THE AIR LOCK

Access to the working chamber is had through a central shafting. In order to hold the air pressure in the working chamber and yet provide for the entrance of men and materials, an air lock is fitted to the upper end of the shafting. This air lock, as shown in Figure 43, consists of a chamber formed with a trapdoor at the top and the bottom. Both doors open downwardly. To enter the caisson, the bottom door of the chamber must first be closed and means are provided for doing this from outside the air lock. The compressed air in the chamber is then let out through a valve, and when the pressure drops almost to normal the upper trapdoor falls open of its own weight, giving access to the chamber. After entering, the upper door is closed while compressed air is admitted into the chamber; the air pressure then serves to hold the upper trapdoor closed. The bottom door, in the meantime, has been kept closed by the air pressure below, which is greater than that above the door. But after sufficient air has been introduced into the chamber to equalize the pressure on both sides of the lower trapdoor, it falls open of its own weight. The occupants of the chamber can then proceed down a ladder to the working chamber. When leaving the caisson, the action of the air lock is reversed. The bottom door is pushed up and held closed for a moment while air is released from the chamber, when the greater pressure beneath will hold the door closed, and after the pressure within the air lock has been lowered practically to normal, the upper door drops of its own weight, permitting the occupants of the chamber to climb out. The same process must be undergone by buckets loaded with sand or earth from the excavation and by empty buckets returning to the working chamber.

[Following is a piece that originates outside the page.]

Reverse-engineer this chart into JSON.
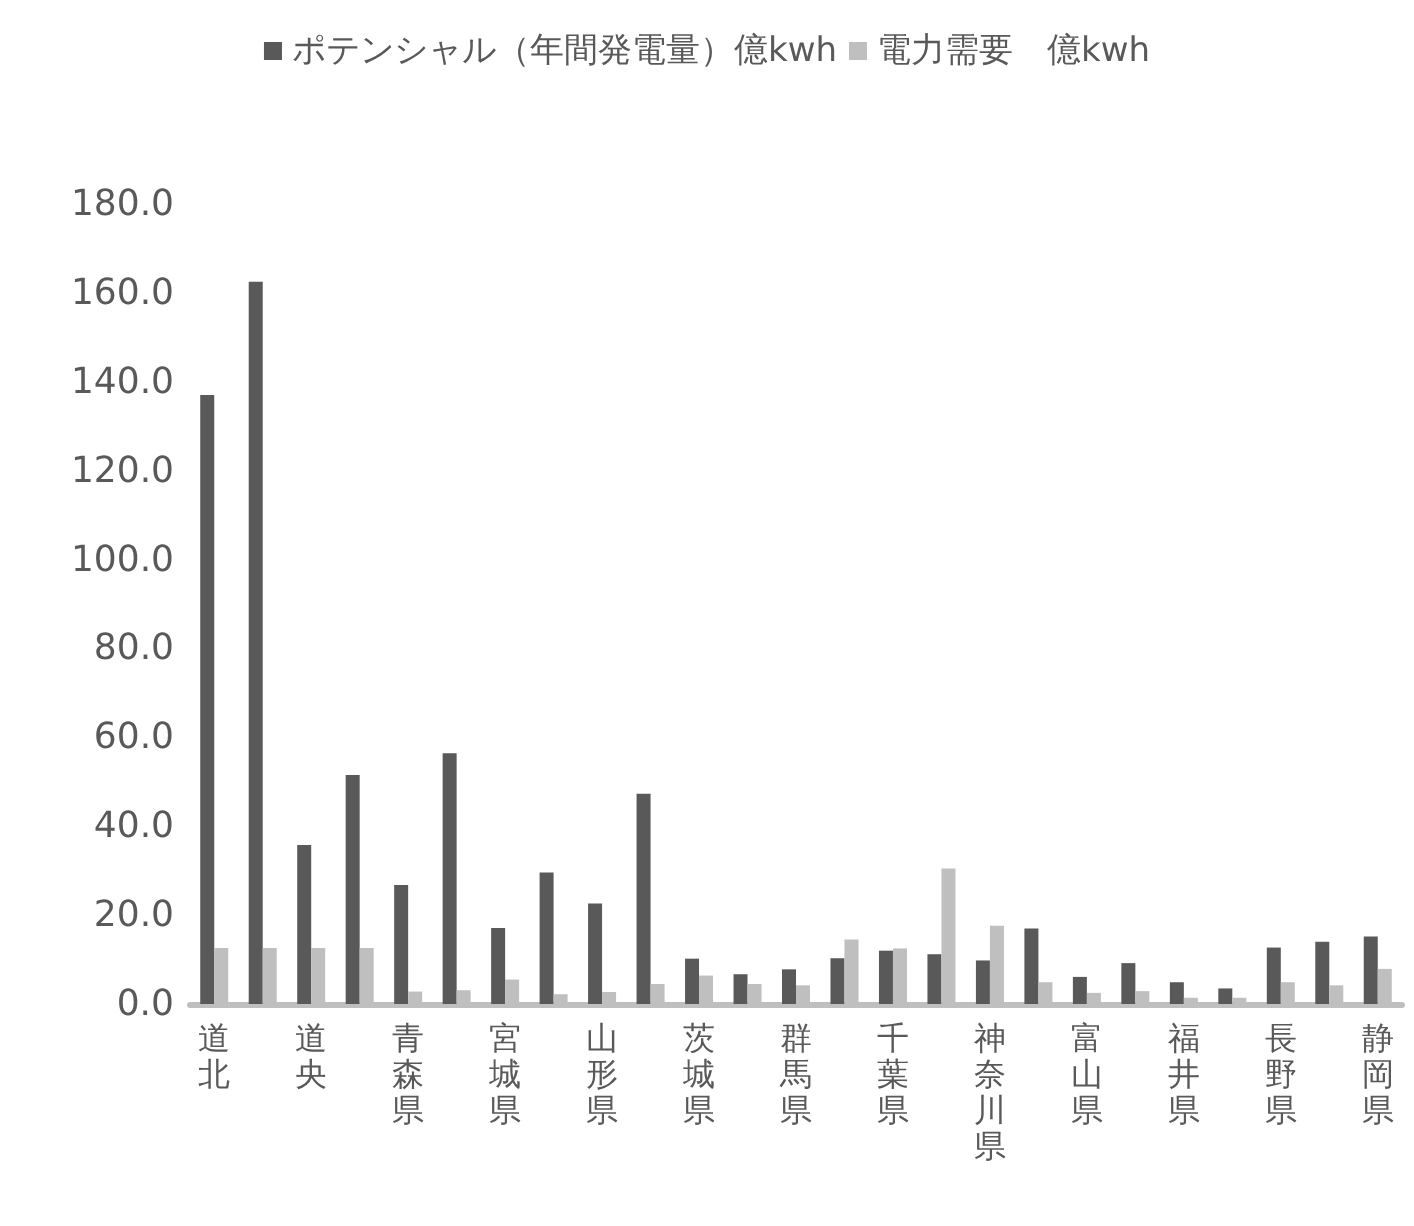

More time is required for a man to pass through an air lock than for a load of sand or any inanimate load. In some of the larger caissons a separate small air lock is provided just for the use of the workmen. In the air lock the pressure must be built up slowly so that it will permeate a man’s whole system. When we realize that the pressure that men have to support in caisson work may amount to from fifty to one hundred tons on the whole body, it is difficult at first to understand why the body is not flattened out like a pancake. It is only by permitting the system to absorb the pressure so that there is as much internal pressure as that outside that a man is able to enter a compressed air chamber without harmful results.